Last March, the unthinkable has happened: the 2020 Tokyo Olympics has been delayed for a full year due to the novel coronavirus outbreak. Under mounting pressure from both athletes and other Olympic organizations all over the world, Japan’s Prime Minister Shinzo Abe has officially announced that the games slated for July 2020 would be moved to July 23, 2021.

Almost a month after this decision, countries continue to battle the pandemic and the death toll continues to rise. Naturally, this now begs the question of whether or not the promised 2021 Games is viable at this point. After all, medical experts have yet to release a vaccine that would keep the virus at bay. In fact, it has been rumored that we might still be 12 to 18 months away from a permanent solution to beat the pandemic.

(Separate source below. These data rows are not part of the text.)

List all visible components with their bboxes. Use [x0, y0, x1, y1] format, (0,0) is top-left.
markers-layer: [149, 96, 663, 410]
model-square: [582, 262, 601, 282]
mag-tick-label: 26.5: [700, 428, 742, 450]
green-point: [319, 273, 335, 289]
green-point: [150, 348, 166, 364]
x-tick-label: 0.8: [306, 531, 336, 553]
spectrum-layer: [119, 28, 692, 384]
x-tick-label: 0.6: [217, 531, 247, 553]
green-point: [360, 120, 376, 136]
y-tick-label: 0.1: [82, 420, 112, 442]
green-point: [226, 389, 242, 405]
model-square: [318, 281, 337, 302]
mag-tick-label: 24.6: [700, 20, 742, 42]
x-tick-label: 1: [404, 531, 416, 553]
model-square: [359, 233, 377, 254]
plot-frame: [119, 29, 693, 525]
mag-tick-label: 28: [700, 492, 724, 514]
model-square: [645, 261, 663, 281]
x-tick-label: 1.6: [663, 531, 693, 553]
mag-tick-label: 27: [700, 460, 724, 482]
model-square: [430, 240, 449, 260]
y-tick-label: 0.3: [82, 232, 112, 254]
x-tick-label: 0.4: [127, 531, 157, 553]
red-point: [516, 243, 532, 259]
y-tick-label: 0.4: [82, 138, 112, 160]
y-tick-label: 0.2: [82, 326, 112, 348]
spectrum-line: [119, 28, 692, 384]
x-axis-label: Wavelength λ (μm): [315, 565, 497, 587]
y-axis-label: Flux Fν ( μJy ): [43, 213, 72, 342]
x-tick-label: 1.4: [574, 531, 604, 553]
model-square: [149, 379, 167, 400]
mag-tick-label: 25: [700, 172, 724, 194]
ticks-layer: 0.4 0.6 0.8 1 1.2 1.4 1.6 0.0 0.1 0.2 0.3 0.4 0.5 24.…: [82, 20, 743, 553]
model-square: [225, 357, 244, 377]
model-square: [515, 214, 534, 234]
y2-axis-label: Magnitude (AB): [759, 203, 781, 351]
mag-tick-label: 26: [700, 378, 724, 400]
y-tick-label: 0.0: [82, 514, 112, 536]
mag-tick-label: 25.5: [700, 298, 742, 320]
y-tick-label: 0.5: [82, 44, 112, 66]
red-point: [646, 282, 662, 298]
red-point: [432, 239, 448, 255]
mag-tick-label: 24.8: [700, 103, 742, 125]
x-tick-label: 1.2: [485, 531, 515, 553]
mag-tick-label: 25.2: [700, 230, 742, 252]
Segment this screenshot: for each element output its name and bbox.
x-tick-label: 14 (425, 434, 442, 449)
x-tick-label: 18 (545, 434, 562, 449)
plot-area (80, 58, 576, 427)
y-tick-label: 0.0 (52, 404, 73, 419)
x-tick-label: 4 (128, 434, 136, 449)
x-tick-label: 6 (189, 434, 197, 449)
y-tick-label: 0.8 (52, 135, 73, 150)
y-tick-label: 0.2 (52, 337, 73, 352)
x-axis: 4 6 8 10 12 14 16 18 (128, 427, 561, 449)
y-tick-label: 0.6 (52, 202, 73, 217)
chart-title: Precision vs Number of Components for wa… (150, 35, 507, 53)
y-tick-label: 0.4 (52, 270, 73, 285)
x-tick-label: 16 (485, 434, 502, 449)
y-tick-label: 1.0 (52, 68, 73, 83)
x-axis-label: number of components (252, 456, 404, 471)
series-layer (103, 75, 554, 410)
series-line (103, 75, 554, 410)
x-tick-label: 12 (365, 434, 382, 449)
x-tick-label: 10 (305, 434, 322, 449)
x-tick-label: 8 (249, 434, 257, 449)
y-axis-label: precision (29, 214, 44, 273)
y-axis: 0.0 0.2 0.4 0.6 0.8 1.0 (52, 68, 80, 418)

So, is a year enough to postpone the Olympics? Will Japan be able to do good on its promise to host the Tokyo Olympics in July next year? To this, the Tokyo 2020 president Yoshiro Mori says that the games have been delayed long enough. There is now zero chances of the Games being postponed further than July of next year, Mori shares with Kyodo News.

Earlier on, he had claimed to have convened with Prime Minister Abe about the postponement, and that they had considered either a one-year or two-year delay on the Games. The latter, he shared, had decided that a year would suffice for the pandemic to settle and the athletes to get back on track and represent their countries in the Olympics.

Despite this optimistic view from the Japanese government and the country’s officials of the Olympics, many are still doubtful of the practicability of a 2021 Olympics. Experts on global health security, as well as those from the medical field, believe that it’s simply premature to promise the world that the Olympics Games is going to happen in July next year.

With global resources depleted and the current circumstances of the athletes in the pandemic, it might simply be too soon to say that the Games are definitely going to happen in 2021. After all, we’re well past the first quarter of the year, and there’s still no improvement on the flattening of the curve for novel coronavirus cases. Of course, we still have the rest of the year to try and manage the virus. But even then, there’s still so much to rebuild on–the budget for the athletes, our health, and even the economy.

So to simply give our two cents on the matter, we say that Japan might be better off withholding promises…at least until vaccine or treatment for coronavirus arrives.

As experts would have it, not just regarding the 2020 Olympics but for all global endeavors in the coming months, we need to employ a “wait-and-see” approach. If not for just the athletes, we have to think about the people on the podium watching the games and how they might still run the risk of contracting the virus.